Posted by on in Culture Blogs

If you build the candy cottage, the children will come.

If you build a temple, people will come and, being pagans, they will, of course, bring offerings.

Offerings belong to the god, which makes them (by definition) sacred. So what do you do with them when they begin to pile up?

With consumables, that's one thing. Libations are poured out onto the ground. Token amounts of food are placed onto the earth (but never directly; they should always be placed on a layer of something biodegradable: leaves, grass, sticks). Food offerings in quantity traditionally revert to the temple staff; part of the god's responsibility to his people is to see that they're fed. (Richard Reidy calls this “reversion of offerings.”)

But the non-consumable offerings, what of them?

As there begin once again to be pagan holy places, the question arises. What do we do to keep our sanctuaries from turning into garbage tips, their altars buried beneath untouchable mounds of faded plastic flowers?

Valuable offerings should be integrated into the temple service whenever possible. For those that cannot—works of art, for example—they go into the temple treasury. In the old days, most large sanctuaries had museums attached. Part of the draw for the pilgrim was to see the beautiful offerings that the temple had received over the years.

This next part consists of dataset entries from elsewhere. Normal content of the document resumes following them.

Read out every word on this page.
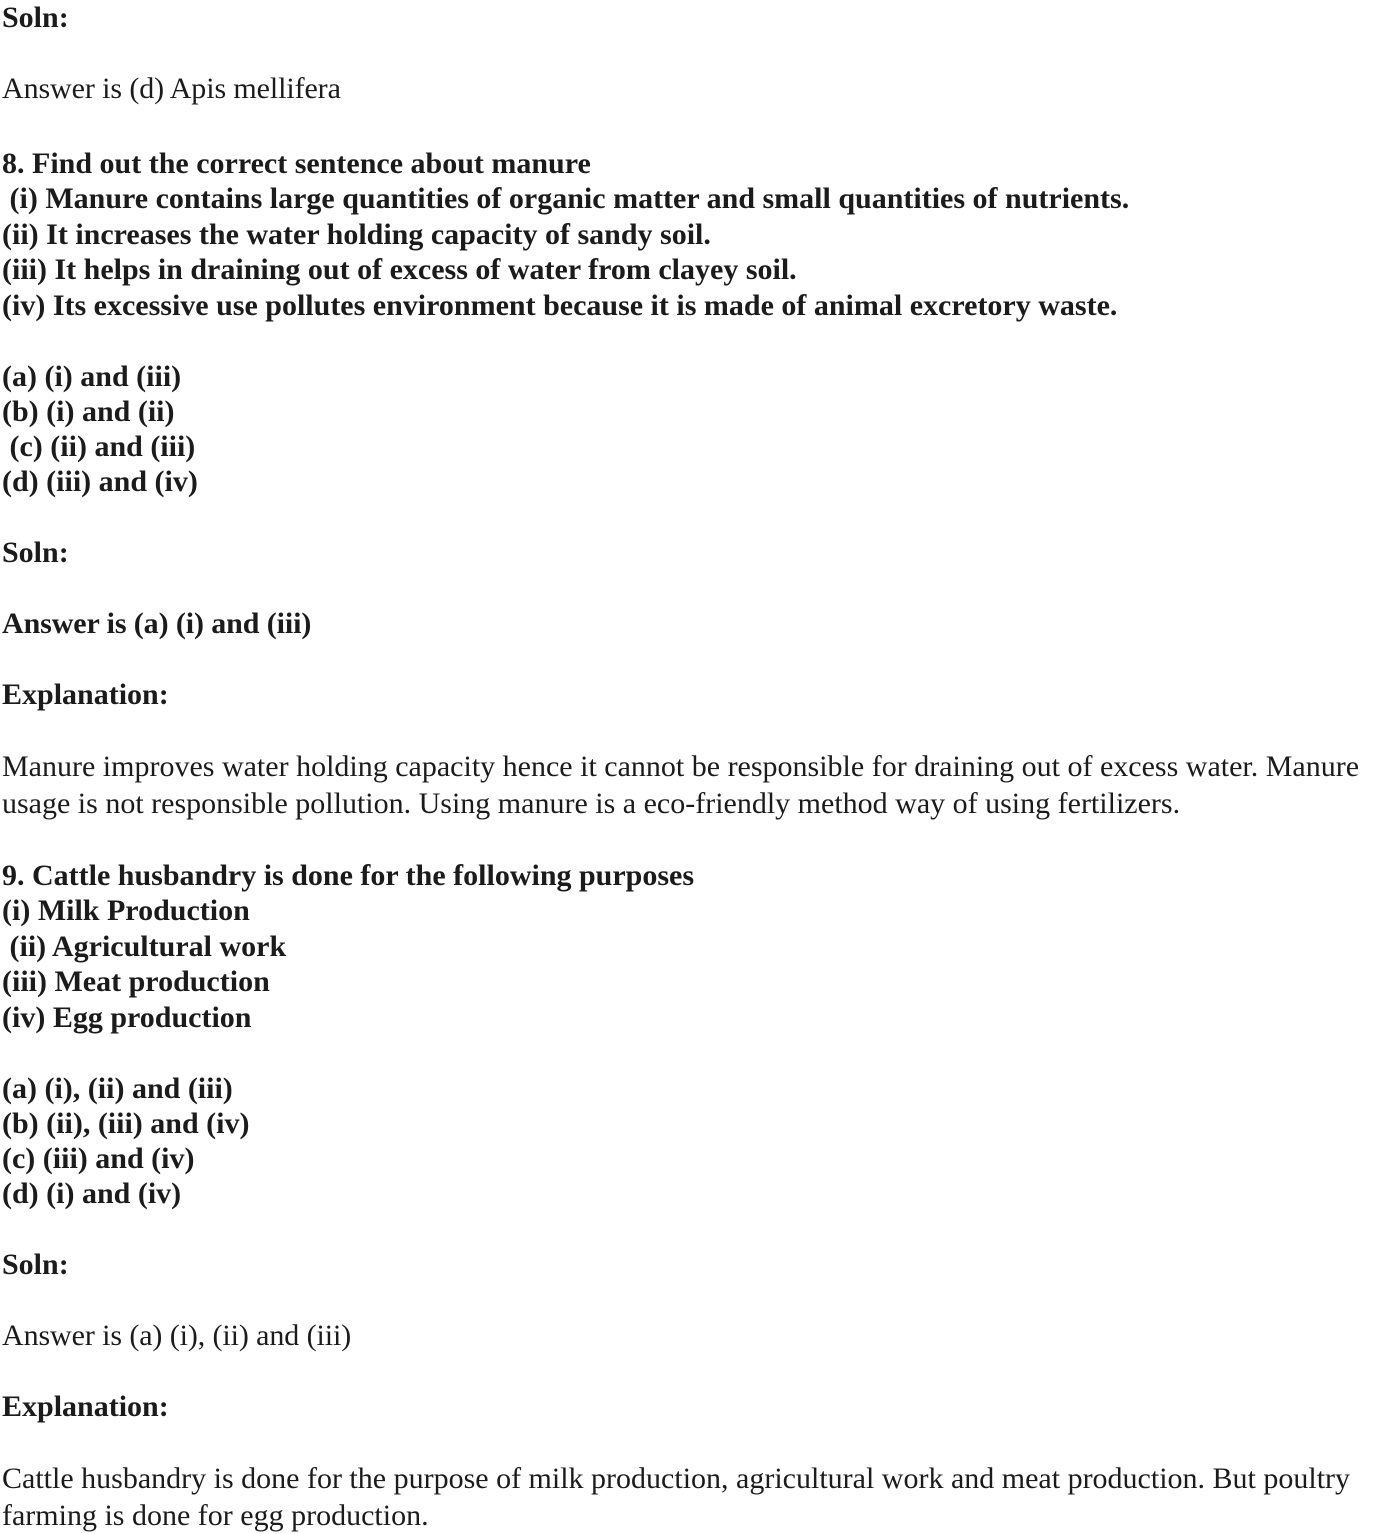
Soln:
Answer is (d) Apis mellifera
8. Find out the correct sentence about manure
(i) Manure contains large quantities of organic matter and small quantities of nutrients.
(ii) It increases the water holding capacity of sandy soil.
(iii) It helps in draining out of excess of water from clayey soil.
(iv) Its excessive use pollutes environment because it is made of animal excretory waste.
(a) (i) and (iii)
(b) (i) and (ii)
(c) (ii) and (iii)
(d) (iii) and (iv)
Soln:
Answer is (a) (i) and (iii)
Explanation:
Manure improves water holding capacity hence it cannot be responsible for draining out of excess water. Manure usage is not responsible pollution. Using manure is a eco-friendly method way of using fertilizers.
9. Cattle husbandry is done for the following purposes
(i) Milk Production
(ii) Agricultural work
(iii) Meat production
(iv) Egg production
(a) (i), (ii) and (iii)
(b) (ii), (iii) and (iv)
(c) (iii) and (iv)
(d) (i) and (iv)
Soln:
Answer is (a) (i), (ii) and (iii)
Explanation:
Cattle husbandry is done for the purpose of milk production, agricultural work and meat production. But poultry farming is done for egg production.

Well. But no one really wants to see the 16,000 cheap clay bull figurines that have accumulated down the decades. Still, they're sacred, and they belong to the god, so they need to be treated respectfully. What to do?

The ancestors, of course, had an answer to this question.

The Romans called them favissae (sg. favissa): pits for sacred “garbage.” They're a boon to archaeologists. The accumulated, humble offerings that take up space and aren't really needed receive duly respectful burial on the temple grounds, as they deserve.

Every holy place needs a keeper.

And part of the keeper's responsibility to the god is to see that his shrine stays clean and beautiful.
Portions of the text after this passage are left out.